Winning is great, but in these parts entertaining is still good enough.
Last week's brouhaha was over whether Joe Ricketts, the conservative patriarch of TD Ameritrade and the family that owns the Cubs, was really planning to finance a nasty political attack campaign against President Barack Obama -- and whether that would make it harder for the Cubs to gain concessions to modify Wrigley Field from the city's staunchly Democratic mayor, Rahm Emanuel, and the city council.
The week before that, it was the nostalgia kicked up by the retirement of one-time pitching phenom Kerry Wood and an essay in The Wall Street Journal calling for the destruction of Wrigley Field, suggesting the aging shrine was actually the reason for all that losing:
"Destroy it. Annihilate it.
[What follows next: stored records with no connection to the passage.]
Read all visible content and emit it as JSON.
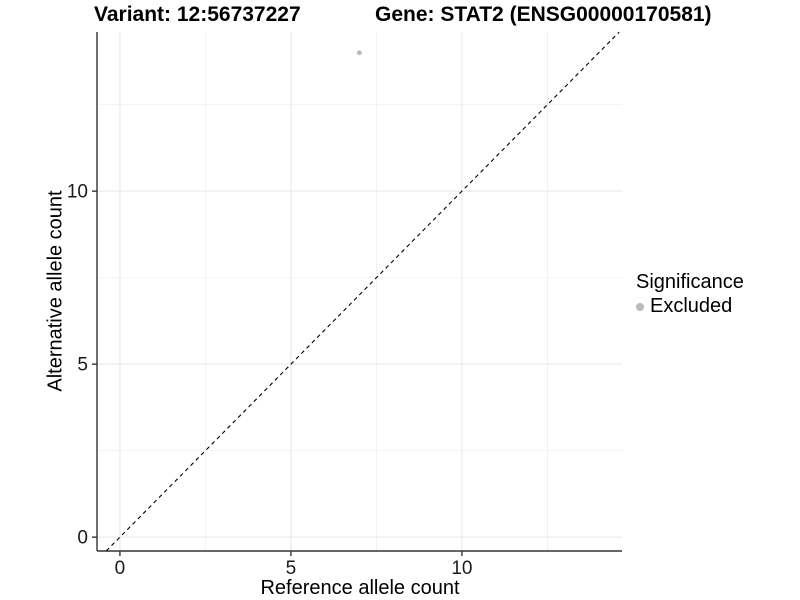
{
  "titles": {
    "variant": "Variant: 12:56737227",
    "gene": "Gene: STAT2 (ENSG00000170581)"
  },
  "legend": {
    "title": "Significance",
    "items": [
      {
        "label": "Excluded",
        "color": "#b9b9b9"
      }
    ]
  },
  "colors": {
    "background": "#ffffff",
    "axis_line": "#333333",
    "tick_mark": "#333333",
    "tick_label": "#1a1a1a",
    "grid_major": "#e6e6e6",
    "grid_minor": "#f2f2f2",
    "reference_line": "#000000",
    "point": "#b9b9b9"
  },
  "chart_data": {
    "type": "scatter",
    "title": "Variant: 12:56737227 | Gene: STAT2 (ENSG00000170581)",
    "xlabel": "Reference allele count",
    "ylabel": "Alternative allele count",
    "xlim": [
      -0.67,
      14.68
    ],
    "ylim": [
      -0.4,
      14.6
    ],
    "x_ticks": [
      0,
      5,
      10
    ],
    "y_ticks": [
      0,
      5,
      10
    ],
    "x_minor_ticks": [
      2.5,
      7.5,
      12.5
    ],
    "y_minor_ticks": [
      2.5,
      7.5,
      12.5
    ],
    "grid": true,
    "legend_position": "right",
    "series": [
      {
        "name": "Excluded",
        "color": "#b9b9b9",
        "points": [
          {
            "x": 7,
            "y": 14
          }
        ]
      }
    ],
    "reference_line": {
      "style": "dashed",
      "equation": "y = x",
      "color": "#000000"
    }
  }
}
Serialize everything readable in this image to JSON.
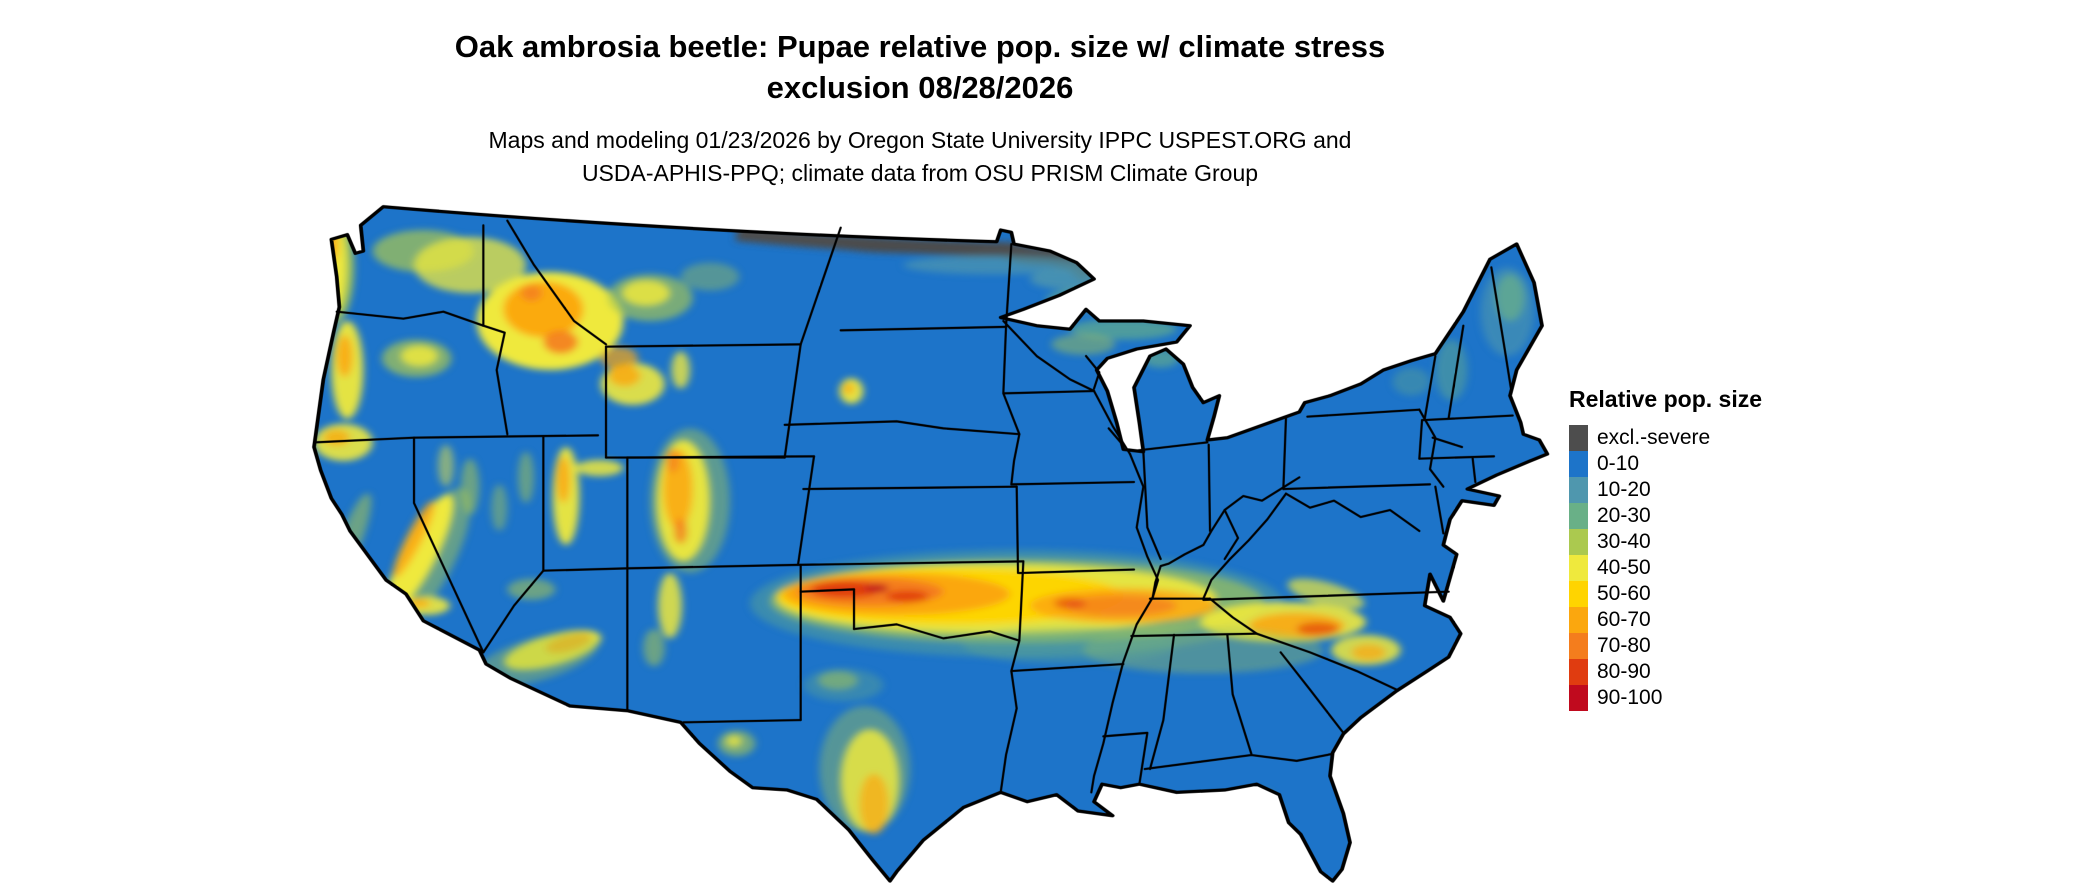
{
  "header": {
    "title_line1": "Oak ambrosia beetle: Pupae relative pop. size w/ climate stress",
    "title_line2": "exclusion 08/28/2026",
    "subtitle_line1": "Maps and modeling 01/23/2026 by Oregon State University IPPC USPEST.ORG and",
    "subtitle_line2": "USDA-APHIS-PPQ; climate data from OSU PRISM Climate Group"
  },
  "legend": {
    "title": "Relative pop. size",
    "items": [
      {
        "label": "excl.-severe",
        "color": "#4d4d4d"
      },
      {
        "label": "0-10",
        "color": "#1d74c9"
      },
      {
        "label": "10-20",
        "color": "#4f97ae"
      },
      {
        "label": "20-30",
        "color": "#69b087"
      },
      {
        "label": "30-40",
        "color": "#abc94f"
      },
      {
        "label": "40-50",
        "color": "#efe93d"
      },
      {
        "label": "50-60",
        "color": "#ffd400"
      },
      {
        "label": "60-70",
        "color": "#fba70e"
      },
      {
        "label": "70-80",
        "color": "#f47d1d"
      },
      {
        "label": "80-90",
        "color": "#e03c10"
      },
      {
        "label": "90-100",
        "color": "#c00a1e"
      }
    ]
  },
  "map": {
    "region_shown": "Contiguous United States",
    "dominant_class": "0-10",
    "border_color": "#000000",
    "background_color": "#ffffff"
  }
}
Collapse it with the sort of charges that put the Sands Hotel out of its misery in Vegas. Implosion or explosion, get rid of it. That pile of quaintness has to go. ... When a house is haunted, you don't put in a new scoreboard, add ivy, get better food or bigger beers-you move!"
Sounding more like a fan than the Cubs left-fielder, Alfonso Soriano considered the option for the briefest of moments.
"Leave this place? No, never," he said after going 3 for 4 with a homer and three RBIs. "You saw how much it was jumping when we got it going. Let's see what can happen now. We just had some tough moments before."
Which is, give or take a few years, is how the Cubs still refer to the last century.